When the financial crash struck in late 2007, opponents of the 0.7 per cent pledge became far more vocal. Cameron came under intense pressure from colleagues, including shadow Defence Secretary Liam Fox, to abandon the ring-fence.
MEANWHILE, Gordon Brown raised the stakes. Fearing Cameron was getting too much kudos for his stance on the 0.7 per cent target after ‘stealing’ the issue from Labour, the Labour Prime Minister pledged to go one better and enshrine the commitment in law.
It prompted a panicked meeting between Cameron, Osborne and shadow International Development Secretary Andrew Mitchell, during which Mitchell argued that they should not try to match Brown’s pledge.
‘Listen, we have said we will spend 0.7 per cent. That is good enough,’ he said. ‘ We don’t need to pass a law. We are proper politicians, and will do what we say. Parliament shouldn’t pass this kind of legislation — it’s ridiculous.’
However, the party leader and shadow Chancellor feared Brown’s move would open up a damaging ‘dividing line’ on overseas aid. ‘We need to close it down. We’ll have to offer the same,’ Osborne said. Cameron agreed.
It was a decision that Cameron had cause to regret. In 2010, as Prime Minister in a coalition whose raison d’être was economic recovery, he could not see how to honour the pledge.
Early on in the coalition, Cameron called Mitchell to No. 10 to discuss their options. ‘I said: “We’ve got to do what we said. We’ve got to pass the law,”’ Mitchell recalls.
Cameron demurred. ‘Uh, well, it’s all very difficult,’ he said. ‘I can’t see how we can do it.’
Nonetheless, in 2013, the 0.7 per cent target was finally hit. A backbench Bill sponsored by the Liberal Democrat MP Michael Moore enshrining it in law passed through Parliament.
Cameron’s stance on this issue in the bleakest economic circumstances has been a longrunning sore within the Tory Party, denting his popularity among some of the more robust traditionalists.
Amid widespread austerity measures, it would have been relatively easy to drop the 0.7 per cent pledge. David Cameron deserves credit for the courage of his convictions in this case.

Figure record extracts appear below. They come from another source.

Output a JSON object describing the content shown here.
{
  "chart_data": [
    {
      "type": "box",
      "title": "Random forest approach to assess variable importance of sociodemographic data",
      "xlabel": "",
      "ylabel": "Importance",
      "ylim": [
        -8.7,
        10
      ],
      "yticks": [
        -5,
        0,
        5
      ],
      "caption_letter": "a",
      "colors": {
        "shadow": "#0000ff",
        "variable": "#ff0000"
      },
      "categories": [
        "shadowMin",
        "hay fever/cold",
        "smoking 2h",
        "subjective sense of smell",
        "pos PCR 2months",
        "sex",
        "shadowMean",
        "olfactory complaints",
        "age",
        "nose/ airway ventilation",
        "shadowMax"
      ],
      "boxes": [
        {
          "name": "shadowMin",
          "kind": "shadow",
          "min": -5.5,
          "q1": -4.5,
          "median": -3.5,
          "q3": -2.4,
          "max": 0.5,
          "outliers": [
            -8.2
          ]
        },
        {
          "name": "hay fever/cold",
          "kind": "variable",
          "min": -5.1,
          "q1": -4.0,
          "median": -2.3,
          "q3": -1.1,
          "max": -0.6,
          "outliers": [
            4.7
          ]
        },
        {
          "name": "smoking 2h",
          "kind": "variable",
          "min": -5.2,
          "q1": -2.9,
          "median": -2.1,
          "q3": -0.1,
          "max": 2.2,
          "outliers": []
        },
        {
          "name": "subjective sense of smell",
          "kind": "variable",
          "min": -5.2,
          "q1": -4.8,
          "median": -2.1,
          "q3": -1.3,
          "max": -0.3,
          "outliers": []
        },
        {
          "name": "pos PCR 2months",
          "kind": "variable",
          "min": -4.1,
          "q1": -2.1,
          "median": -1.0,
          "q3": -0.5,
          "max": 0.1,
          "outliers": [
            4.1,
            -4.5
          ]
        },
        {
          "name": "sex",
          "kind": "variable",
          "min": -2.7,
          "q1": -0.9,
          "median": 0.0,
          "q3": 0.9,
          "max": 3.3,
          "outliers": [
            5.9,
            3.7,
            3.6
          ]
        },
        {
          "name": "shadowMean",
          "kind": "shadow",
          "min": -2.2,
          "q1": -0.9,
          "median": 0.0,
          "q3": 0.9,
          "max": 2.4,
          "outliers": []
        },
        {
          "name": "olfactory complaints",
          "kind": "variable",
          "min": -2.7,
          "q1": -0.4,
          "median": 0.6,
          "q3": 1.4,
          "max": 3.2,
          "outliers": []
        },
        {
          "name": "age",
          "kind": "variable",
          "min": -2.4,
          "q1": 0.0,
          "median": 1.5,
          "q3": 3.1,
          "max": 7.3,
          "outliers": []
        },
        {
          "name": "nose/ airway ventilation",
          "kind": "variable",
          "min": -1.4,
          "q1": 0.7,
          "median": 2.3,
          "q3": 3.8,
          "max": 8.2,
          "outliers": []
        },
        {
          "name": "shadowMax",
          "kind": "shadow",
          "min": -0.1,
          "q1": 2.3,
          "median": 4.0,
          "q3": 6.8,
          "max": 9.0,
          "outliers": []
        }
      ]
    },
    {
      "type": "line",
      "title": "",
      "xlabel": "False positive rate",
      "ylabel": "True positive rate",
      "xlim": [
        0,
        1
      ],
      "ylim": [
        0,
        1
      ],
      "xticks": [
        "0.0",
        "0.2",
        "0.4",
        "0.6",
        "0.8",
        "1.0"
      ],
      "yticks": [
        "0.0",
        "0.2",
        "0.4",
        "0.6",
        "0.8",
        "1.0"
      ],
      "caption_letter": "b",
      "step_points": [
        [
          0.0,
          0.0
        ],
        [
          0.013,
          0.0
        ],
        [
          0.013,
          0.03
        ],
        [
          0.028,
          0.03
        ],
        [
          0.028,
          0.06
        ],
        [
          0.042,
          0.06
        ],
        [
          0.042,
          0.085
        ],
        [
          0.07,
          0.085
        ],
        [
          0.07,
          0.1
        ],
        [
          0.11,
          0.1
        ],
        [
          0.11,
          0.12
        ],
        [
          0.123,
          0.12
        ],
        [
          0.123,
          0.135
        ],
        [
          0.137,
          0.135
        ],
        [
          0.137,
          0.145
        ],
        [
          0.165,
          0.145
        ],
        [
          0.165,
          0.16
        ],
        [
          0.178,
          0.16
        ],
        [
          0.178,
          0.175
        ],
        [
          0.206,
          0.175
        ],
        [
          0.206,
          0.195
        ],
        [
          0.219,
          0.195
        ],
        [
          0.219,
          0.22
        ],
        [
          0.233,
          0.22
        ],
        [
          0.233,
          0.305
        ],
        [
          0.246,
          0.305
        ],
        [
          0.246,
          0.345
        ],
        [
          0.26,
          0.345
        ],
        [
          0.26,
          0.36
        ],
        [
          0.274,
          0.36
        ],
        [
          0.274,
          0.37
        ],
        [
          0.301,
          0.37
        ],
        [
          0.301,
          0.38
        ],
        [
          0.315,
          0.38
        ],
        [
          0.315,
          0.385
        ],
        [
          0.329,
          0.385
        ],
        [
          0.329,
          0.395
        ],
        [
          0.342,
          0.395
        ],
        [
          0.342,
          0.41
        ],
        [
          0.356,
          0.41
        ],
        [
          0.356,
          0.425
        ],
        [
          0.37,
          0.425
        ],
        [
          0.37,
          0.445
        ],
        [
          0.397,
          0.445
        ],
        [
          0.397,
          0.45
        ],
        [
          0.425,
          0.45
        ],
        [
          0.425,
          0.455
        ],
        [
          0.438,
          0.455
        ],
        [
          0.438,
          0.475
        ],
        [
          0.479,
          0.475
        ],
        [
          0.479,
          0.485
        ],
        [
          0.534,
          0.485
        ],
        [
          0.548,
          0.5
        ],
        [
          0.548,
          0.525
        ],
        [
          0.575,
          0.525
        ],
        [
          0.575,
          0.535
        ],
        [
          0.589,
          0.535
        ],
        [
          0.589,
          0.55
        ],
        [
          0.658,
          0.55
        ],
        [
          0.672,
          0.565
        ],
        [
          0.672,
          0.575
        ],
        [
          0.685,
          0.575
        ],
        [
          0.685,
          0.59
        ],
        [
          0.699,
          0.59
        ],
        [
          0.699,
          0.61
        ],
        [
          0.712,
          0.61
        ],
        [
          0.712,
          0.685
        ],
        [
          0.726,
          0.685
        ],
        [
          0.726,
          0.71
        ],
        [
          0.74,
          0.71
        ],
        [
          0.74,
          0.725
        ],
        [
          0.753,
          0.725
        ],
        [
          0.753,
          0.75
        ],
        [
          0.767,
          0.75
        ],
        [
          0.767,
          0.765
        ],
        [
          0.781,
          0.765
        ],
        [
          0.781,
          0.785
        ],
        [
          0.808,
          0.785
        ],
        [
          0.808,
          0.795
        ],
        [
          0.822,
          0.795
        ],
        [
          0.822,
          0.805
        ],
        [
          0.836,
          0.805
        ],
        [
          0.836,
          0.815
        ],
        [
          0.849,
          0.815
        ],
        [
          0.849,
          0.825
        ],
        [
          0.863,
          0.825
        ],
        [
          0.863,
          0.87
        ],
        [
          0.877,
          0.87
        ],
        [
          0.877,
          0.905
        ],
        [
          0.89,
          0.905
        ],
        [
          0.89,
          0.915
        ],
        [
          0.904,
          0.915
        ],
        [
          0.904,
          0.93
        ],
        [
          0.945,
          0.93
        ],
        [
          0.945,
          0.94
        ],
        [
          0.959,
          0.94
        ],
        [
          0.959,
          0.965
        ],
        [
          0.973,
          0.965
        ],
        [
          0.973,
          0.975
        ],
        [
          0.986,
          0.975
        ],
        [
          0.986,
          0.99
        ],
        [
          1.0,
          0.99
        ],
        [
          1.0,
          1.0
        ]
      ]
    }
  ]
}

The policy had the dual attraction of showcasing ‘modern, compassionate Conservatism’ and fitting comfortably with the Prime Minister’s patrician view of his role in Britain and the world.
He has no difficulty with the concept of noblesse oblige. To his critics, it is another illustration of a de haut en bas attitude.
Cameron would simply say it’s ‘the right thing to do’.